In April this year, The International Federation of the Phonographic Industry (IFPI) released the 2015 version of its ‘Recording Industry in Numbers’ report, and now Music Business Worldwide have crunched the numbers to figure out which countries have the most (and least) monetarily valuable music fans.
According to Music Business Worldwide‘s calculations, Australia sits sixth on the list of countries who spent the most money per capita on music in 2014. Norway sits at number one, but Australia is in front of the US, Austria and Switzerland.
Here’s the full top 10 in US dollars:
10 Highest Per Capita Spend On Music In 2014 (Via Music Business Worldwide)
1. Norway: USD$23.58 per person
2. UK: $20.81
3. Japan: $20.64
4. Sweden: $19.75
5. Germany: $17.42
6. Australia: $16.26
7. USA: $15.36
8. Austria: $13.56
9. Switzerland: $13.39
10. France: $12.76
The 10 countries with the lowest per capita spend on music is topped by China, which despite its 1.357 billion-strong population has been named the worst music market in the world, with only USD $105.2 million generated by its music market in 2014.
Here’s the full bottom 10 in US dollars:
10 Lowest Per Capita Spend On Music In 2014 (Via Music Business Worldwide)
1. China: USD$0.07 per person
2. India: $0.08
3. Mexico: $1.07
4. Brazil: $1.23
5. Spain: $3.87
6. Italy: $3.93
7. South Korea: $5.29
8. Canada: $9.74
9. Belgium: $9.93
10. Netherlands: $12.19
In the past, the ‘big three’ music markets have been seen to be the US, Japan and the UK, but according to IFPI’s numbers, Germany has taken over from the UK.

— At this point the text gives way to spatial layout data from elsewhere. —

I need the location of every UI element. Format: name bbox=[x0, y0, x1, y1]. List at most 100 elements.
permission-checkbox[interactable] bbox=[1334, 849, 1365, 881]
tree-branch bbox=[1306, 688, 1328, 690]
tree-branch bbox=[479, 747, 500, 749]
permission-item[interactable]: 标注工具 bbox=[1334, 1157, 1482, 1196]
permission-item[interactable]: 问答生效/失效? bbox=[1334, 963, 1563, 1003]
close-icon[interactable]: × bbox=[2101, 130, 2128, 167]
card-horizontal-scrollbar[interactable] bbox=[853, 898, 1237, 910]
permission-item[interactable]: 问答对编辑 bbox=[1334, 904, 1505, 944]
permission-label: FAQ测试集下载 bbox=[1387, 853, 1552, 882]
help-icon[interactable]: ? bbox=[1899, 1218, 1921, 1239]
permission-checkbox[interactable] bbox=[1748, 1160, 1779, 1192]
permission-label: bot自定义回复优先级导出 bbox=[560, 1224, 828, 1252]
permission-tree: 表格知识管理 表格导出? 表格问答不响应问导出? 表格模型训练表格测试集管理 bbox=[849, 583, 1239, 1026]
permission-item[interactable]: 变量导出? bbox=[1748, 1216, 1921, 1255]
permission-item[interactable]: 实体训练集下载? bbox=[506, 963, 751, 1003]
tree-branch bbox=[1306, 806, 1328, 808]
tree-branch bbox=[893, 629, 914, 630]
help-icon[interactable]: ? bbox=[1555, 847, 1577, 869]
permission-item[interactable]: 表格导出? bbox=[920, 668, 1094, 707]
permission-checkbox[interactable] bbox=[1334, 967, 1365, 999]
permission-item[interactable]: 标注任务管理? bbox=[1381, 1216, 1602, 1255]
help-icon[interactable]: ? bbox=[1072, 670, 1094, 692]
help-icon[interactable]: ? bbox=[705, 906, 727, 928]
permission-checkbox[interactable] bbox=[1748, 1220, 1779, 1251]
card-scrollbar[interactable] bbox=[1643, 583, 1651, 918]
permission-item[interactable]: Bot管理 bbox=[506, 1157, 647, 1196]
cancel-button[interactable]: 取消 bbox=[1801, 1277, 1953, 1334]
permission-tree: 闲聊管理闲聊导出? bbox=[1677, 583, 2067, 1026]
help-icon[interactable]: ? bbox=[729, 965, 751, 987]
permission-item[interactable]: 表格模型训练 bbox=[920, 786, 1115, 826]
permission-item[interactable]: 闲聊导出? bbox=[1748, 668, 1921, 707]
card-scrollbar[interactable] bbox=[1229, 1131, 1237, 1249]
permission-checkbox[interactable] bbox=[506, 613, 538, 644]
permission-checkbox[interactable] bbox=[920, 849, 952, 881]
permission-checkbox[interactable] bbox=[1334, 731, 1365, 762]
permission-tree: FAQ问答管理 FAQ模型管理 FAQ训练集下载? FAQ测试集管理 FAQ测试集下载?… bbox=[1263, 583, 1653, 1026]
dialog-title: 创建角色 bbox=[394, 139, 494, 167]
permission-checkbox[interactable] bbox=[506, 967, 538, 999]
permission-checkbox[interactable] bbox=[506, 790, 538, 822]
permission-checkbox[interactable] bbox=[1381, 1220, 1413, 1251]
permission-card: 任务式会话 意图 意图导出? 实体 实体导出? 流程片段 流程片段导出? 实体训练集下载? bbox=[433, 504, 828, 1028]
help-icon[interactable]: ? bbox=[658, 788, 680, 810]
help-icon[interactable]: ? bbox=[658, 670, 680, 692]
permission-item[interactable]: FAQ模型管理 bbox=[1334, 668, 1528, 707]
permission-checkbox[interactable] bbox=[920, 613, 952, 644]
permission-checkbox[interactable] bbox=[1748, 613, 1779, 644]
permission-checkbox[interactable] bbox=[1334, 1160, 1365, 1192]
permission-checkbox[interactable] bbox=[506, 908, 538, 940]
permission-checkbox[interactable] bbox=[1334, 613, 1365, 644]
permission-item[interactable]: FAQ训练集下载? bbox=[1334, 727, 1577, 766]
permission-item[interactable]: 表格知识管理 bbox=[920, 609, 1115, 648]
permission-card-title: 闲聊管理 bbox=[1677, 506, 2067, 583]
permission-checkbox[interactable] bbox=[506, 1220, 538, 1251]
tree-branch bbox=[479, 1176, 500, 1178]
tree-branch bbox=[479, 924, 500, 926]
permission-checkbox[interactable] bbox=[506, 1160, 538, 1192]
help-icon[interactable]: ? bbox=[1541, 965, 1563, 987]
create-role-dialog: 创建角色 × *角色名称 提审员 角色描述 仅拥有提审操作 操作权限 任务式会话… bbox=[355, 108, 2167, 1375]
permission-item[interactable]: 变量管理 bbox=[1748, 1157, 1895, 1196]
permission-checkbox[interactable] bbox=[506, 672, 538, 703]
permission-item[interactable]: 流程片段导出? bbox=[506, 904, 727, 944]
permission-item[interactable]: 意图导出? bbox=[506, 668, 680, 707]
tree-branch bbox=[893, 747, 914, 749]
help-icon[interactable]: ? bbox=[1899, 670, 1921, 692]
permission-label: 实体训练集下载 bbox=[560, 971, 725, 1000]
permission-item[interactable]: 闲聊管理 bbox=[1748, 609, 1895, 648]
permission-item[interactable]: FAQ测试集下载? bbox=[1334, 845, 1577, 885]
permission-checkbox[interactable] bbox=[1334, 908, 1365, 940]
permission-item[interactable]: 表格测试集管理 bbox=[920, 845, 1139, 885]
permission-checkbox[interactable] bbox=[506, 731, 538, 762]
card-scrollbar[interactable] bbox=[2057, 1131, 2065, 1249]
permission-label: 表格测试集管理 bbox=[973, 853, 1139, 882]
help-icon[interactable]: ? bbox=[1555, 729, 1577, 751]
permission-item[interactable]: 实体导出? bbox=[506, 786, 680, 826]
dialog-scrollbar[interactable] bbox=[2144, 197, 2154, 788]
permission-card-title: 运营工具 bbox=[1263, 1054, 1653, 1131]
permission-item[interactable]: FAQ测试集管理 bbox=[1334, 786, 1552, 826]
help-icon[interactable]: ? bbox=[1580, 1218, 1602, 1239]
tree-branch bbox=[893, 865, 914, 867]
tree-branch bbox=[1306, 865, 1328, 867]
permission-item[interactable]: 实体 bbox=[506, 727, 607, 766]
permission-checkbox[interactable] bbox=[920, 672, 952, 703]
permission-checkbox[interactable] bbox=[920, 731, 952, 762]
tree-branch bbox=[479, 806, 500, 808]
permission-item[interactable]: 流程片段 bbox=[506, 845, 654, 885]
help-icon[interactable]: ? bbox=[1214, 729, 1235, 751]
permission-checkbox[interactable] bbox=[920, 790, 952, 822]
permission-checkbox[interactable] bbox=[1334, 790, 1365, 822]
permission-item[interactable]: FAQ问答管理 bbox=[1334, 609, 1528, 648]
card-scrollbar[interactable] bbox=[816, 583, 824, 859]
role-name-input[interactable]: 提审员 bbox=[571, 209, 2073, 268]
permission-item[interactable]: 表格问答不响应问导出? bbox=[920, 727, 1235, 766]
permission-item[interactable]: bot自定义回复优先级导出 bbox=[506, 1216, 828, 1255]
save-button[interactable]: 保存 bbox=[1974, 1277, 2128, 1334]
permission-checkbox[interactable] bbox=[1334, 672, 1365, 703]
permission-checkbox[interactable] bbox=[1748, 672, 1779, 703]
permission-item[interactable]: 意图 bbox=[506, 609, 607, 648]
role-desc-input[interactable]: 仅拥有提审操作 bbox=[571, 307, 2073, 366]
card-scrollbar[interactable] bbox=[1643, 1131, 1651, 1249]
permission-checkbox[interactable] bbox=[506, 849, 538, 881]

USD$8.9 billion was generated between the US, Japan and Germany last year, with the US contributing a hefty USD$4.9 billion to that total.
So while Australia is far from becoming part of the ‘big three’, its per capita spend on music looks to be in good shape when compared to that of other countries. Recent studies have also confirmed that Australia’s live music scene is making kick-ass contributions to the economy.
So until next year’s results, cheers to you, Australia.